Am I interpreting this correctly that the large majority of your patients report nothing or "a little drunk" on 70mg of intranasal ketamine with zero tolerance? As someone who has seen many people first try (pharma vial) ketamine in doses around 25-50mg, they should be EXTREMELY inebriated at 70mg. Nothing at all? The fuck? I wouldn't expect a K-hole or much hallucinatory/psychedelic effect, but I would expect a very strong effect.
While there may be some very small portion of the population which is very very resistant to this type of dissociative, I would be shocked if it was more than a percent or two. I'd also naively expect a similar proportion to be very sensitives and have wild trips. Something super super weird is going on here.
1. Are they really bad at snorting things? There is some technique here and I'm guessing they don't get great instructions. It's possible to do it completely wrong and waste all your drugs
2. Are they lying? Perhaps they feel that telling their doctor about a distinctly intense or recreational drug experience indicates that they are abusing the substance or aren't a "legitimate" medical patient using therapeutically? The ADHD stimulant lobby has spent years trying to convince the public that people with "legitimate" ADHD don't get high on stimulants.

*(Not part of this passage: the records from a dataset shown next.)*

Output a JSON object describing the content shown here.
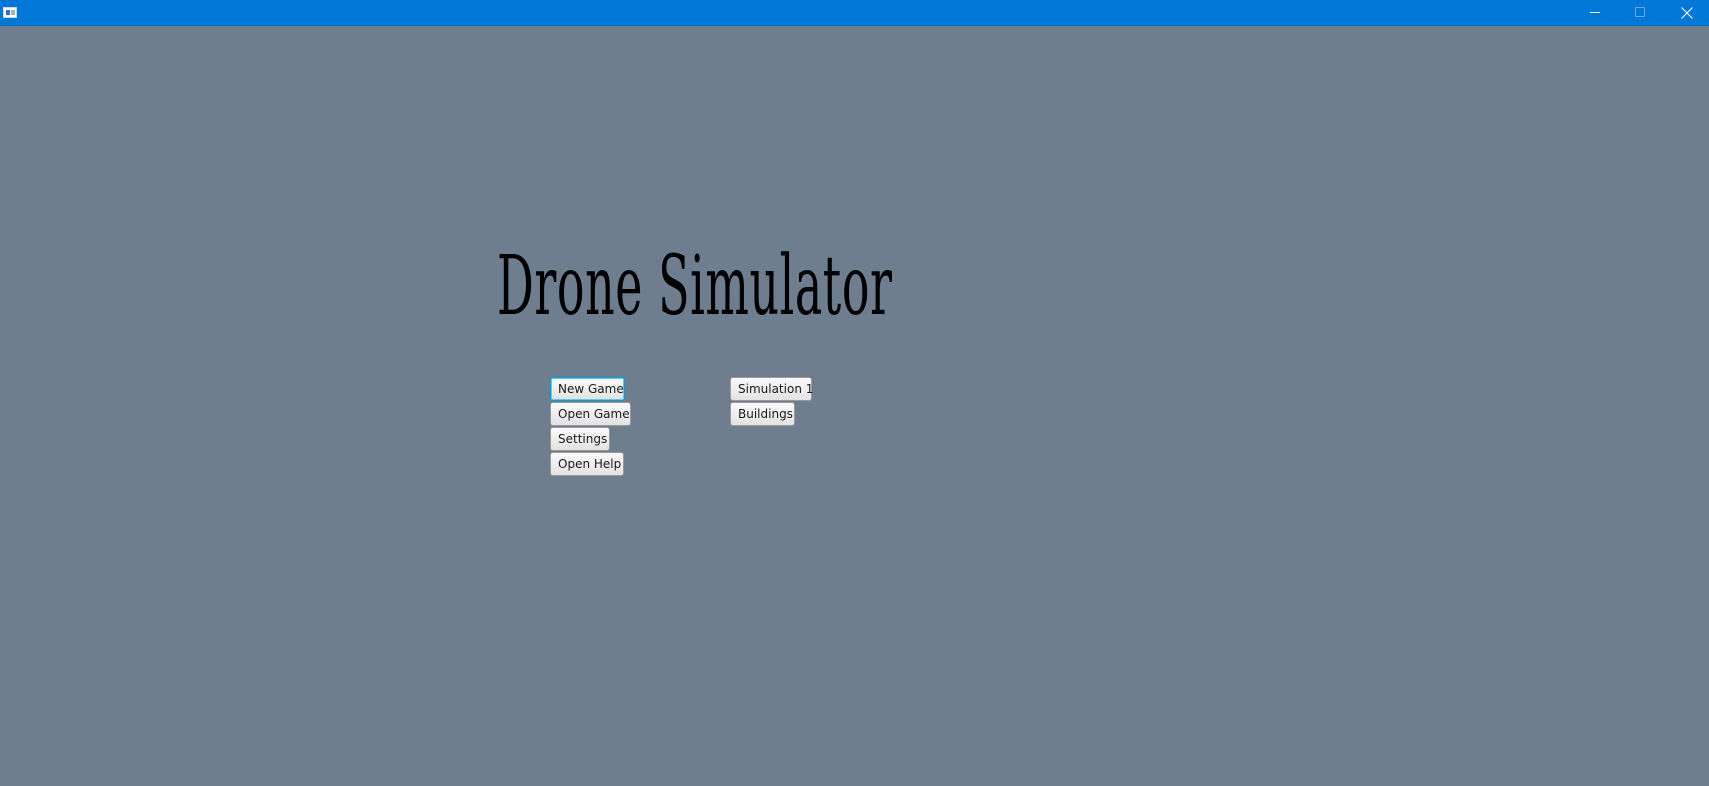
{
  "window": {
    "titlebar_color": "#0078d7",
    "background_color": "#6e7e8f",
    "controls": {
      "minimize_icon": "minimize-icon",
      "maximize_icon": "maximize-icon",
      "close_icon": "close-icon"
    }
  },
  "main": {
    "title": "Drone Simulator"
  },
  "menu_left": {
    "new_game_label": "New Game",
    "open_game_label": "Open Game",
    "settings_label": "Settings",
    "open_help_label": "Open Help"
  },
  "menu_right": {
    "simulation1_label": "Simulation 1",
    "buildings_label": "Buildings"
  }
}
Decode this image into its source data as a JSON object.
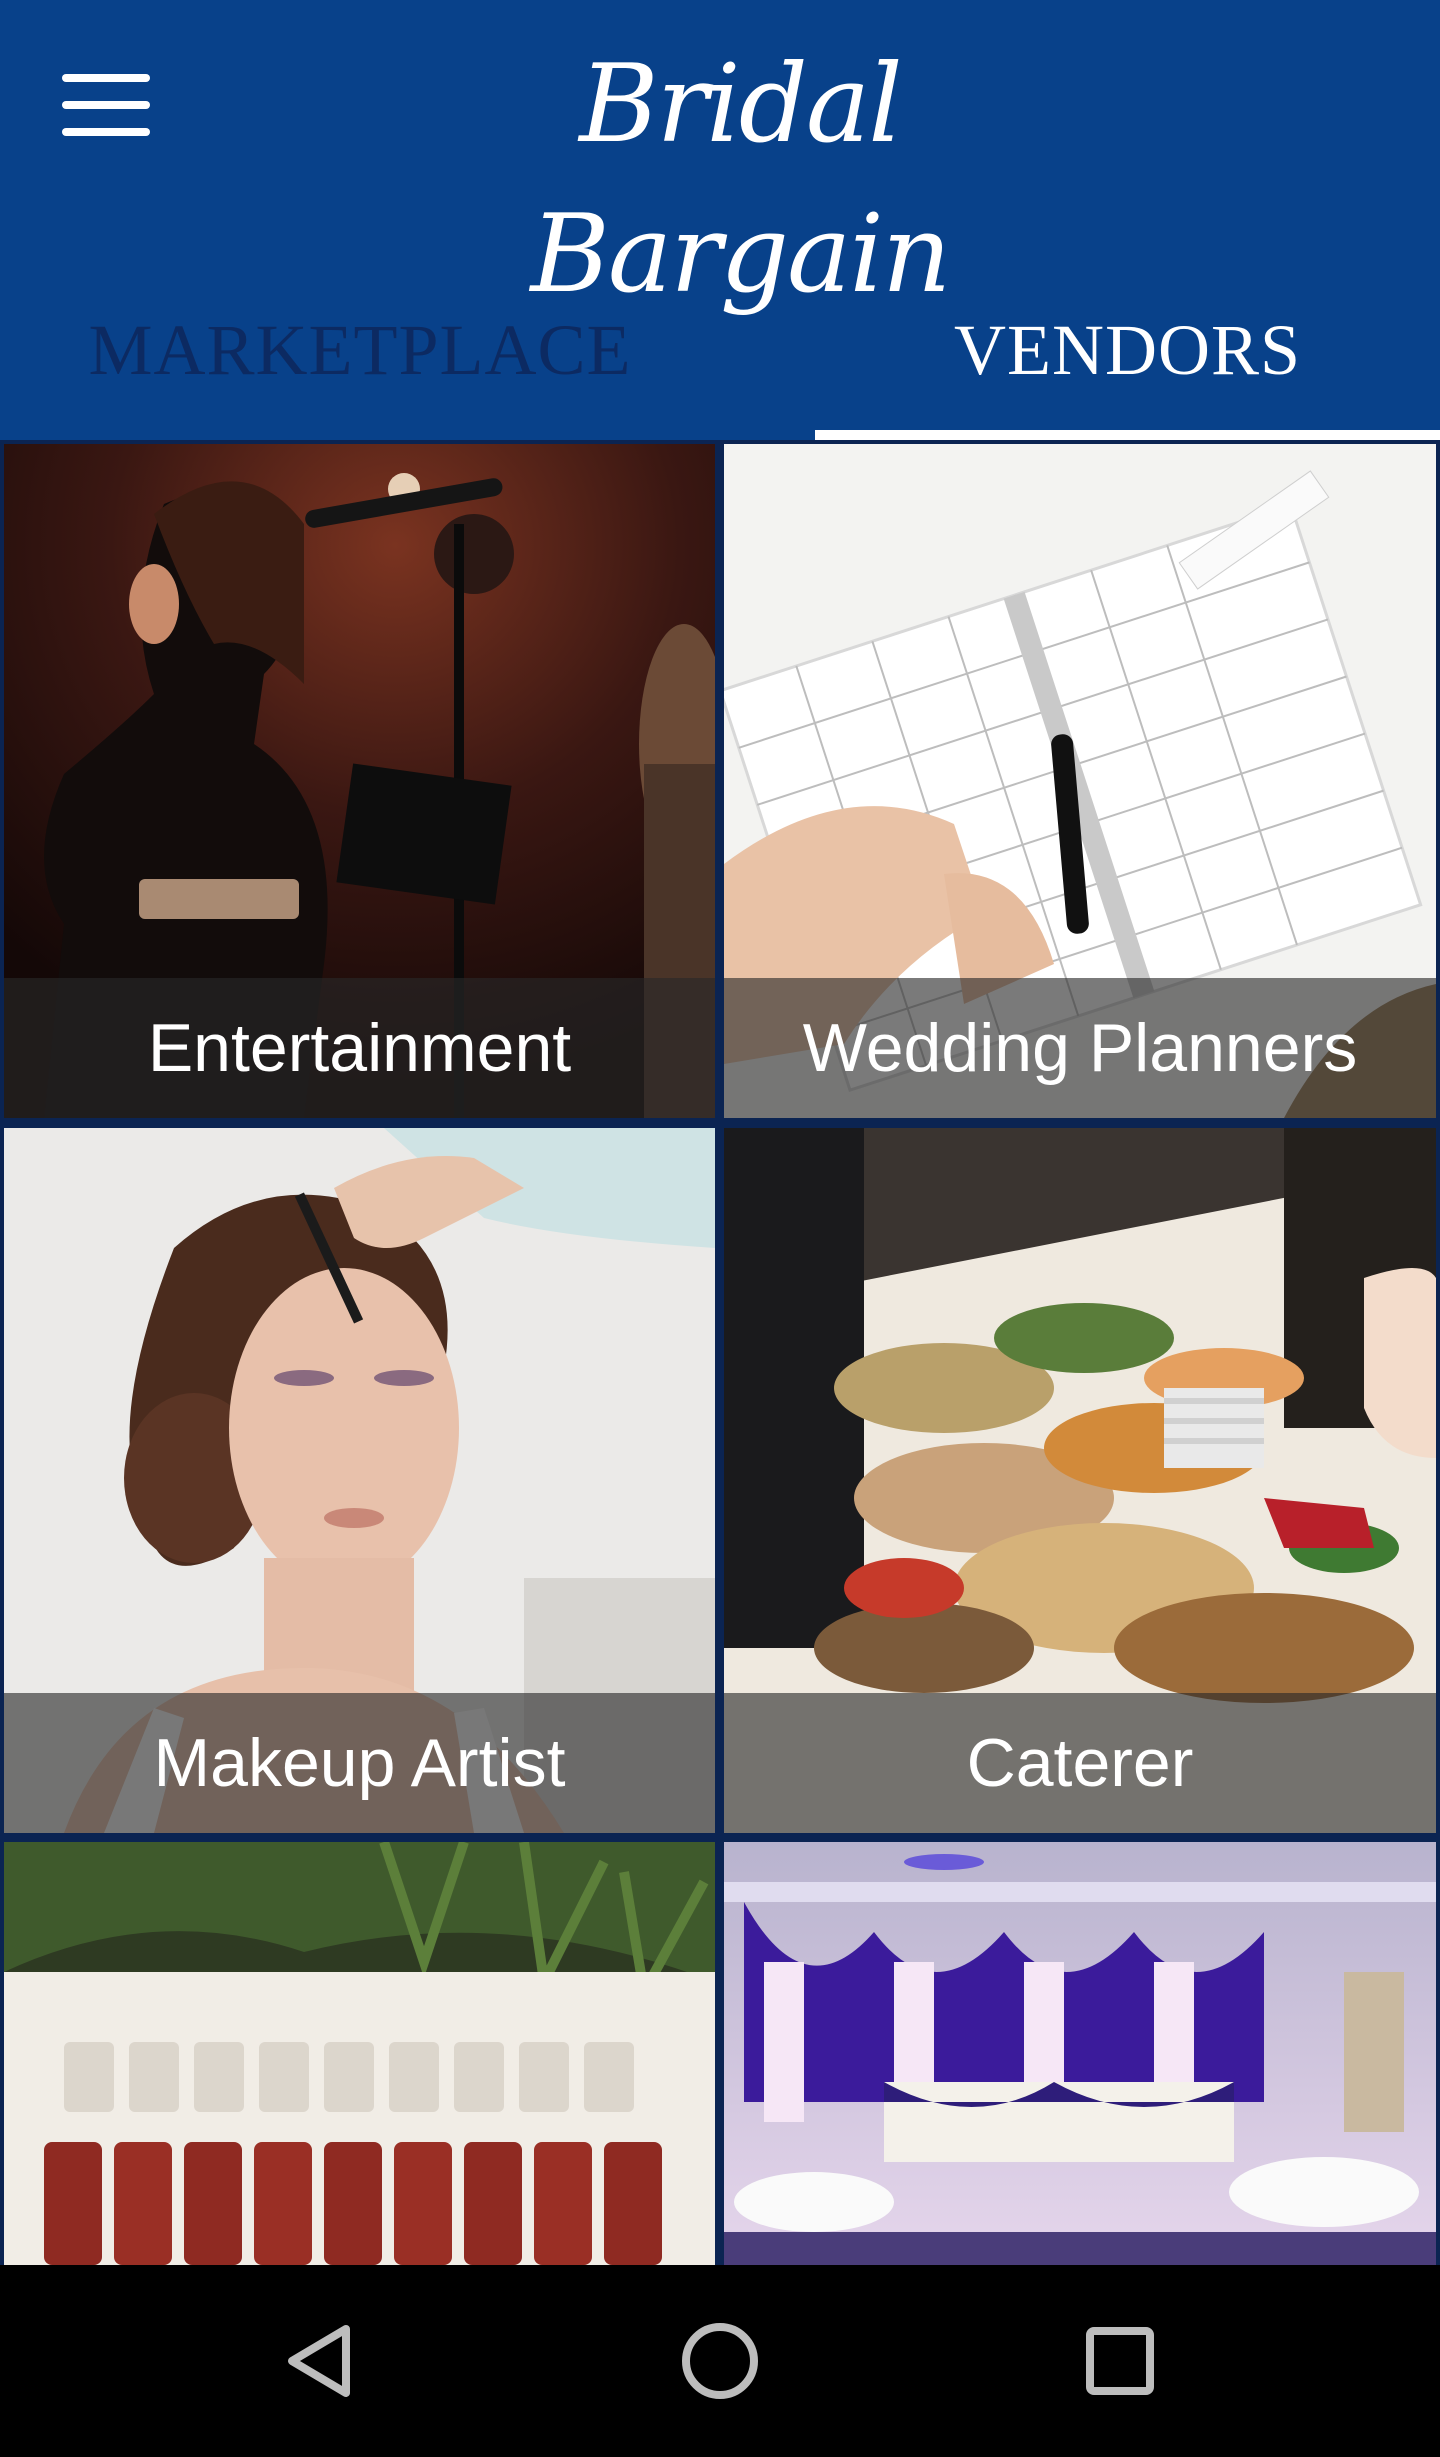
{
  "header": {
    "title": "Bridal Bargain",
    "menu_icon": "hamburger-menu-icon",
    "background": "#08418a"
  },
  "tabs": [
    {
      "label": "MARKETPLACE",
      "selected": false
    },
    {
      "label": "VENDORS",
      "selected": true
    }
  ],
  "vendors": [
    {
      "label": "Entertainment"
    },
    {
      "label": "Wedding Planners"
    },
    {
      "label": "Makeup Artist"
    },
    {
      "label": "Caterer"
    },
    {
      "label": ""
    },
    {
      "label": ""
    }
  ],
  "navigation": {
    "back_icon": "back-triangle-icon",
    "home_icon": "home-circle-icon",
    "recents_icon": "recents-square-icon"
  }
}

3. Are they so totally inexperienced with psychoactives that they legitimately don't have the self awareness to realize the shift in their consciousness? Are they primed and ready for a medical experience so hard that they don't even notice a drug experience? I don't buy this one at all TBH but there are some truly baffling study results out there which seem to support the idea that many people have no idea what they are feeling/taking. This just seems wildly improbable due to the magnitude and obviousness of the expected effects at 70mg, for example extreme motor impairment.
I don't know, but this seems another really stark example of the medical community's impression of a drug and the recreational community's being shockingly and bizarrely incompatible. Seriously something is up here and I'm very curious what it could be.
> But it’s hard to run a placebo controlled trial of a dissociative.
I don’t understand this part. How hard it is to just administer orally before sleep, using a delayed-release capsule calculated to dissolve in the middle of the night? You could even have some kind of injected or nasal delivery system that is actively triggered when the patients are detected to be sleeping based on anything from breathing patterns to an IR camera watching them, and even filter out of the analysis everyone who wakes up less than an hour after administration. Sure it’s not super easy to do all that, but it should still be *much* easier than trying to do it during anesthesia for surgery.
Heck, you could even just put them under (lighter?) anesthesia *just* for the administration of ketamine (or placebo) to mask it, and it would still avoid three quarters of the complications of this study.
I’ve never been a fan of ketamine in my practice and I’m very skeptical of the ethical implications in advertising ketamine as a panacea for MDD. Most literature indicates it’s about as effective as ECT. So great, it’s an alternative to drooling in a mindless stupor, amnestic, and post-ictal. Actually, it’s not. So why do we rush to push “sub-perceptible” infusions of a transient and highly tacyphlaxic substance on people who are already frustrated by their treatment? Is it really a benign alternative to ECT, or is it just a grift for a bunch of armchair scientists trying to make a quick buck getting people high?
Ketamine has its place, like allowing endoscopy on a patient with an EF of 15%. It definitely doesn’t belong in the hands of paramedics and cops, and most likely shouldn’t be sold to anyone as a medical fix for mental illnesses. Especially when the data support much better psychoactive alternatives, e.g. MDMA.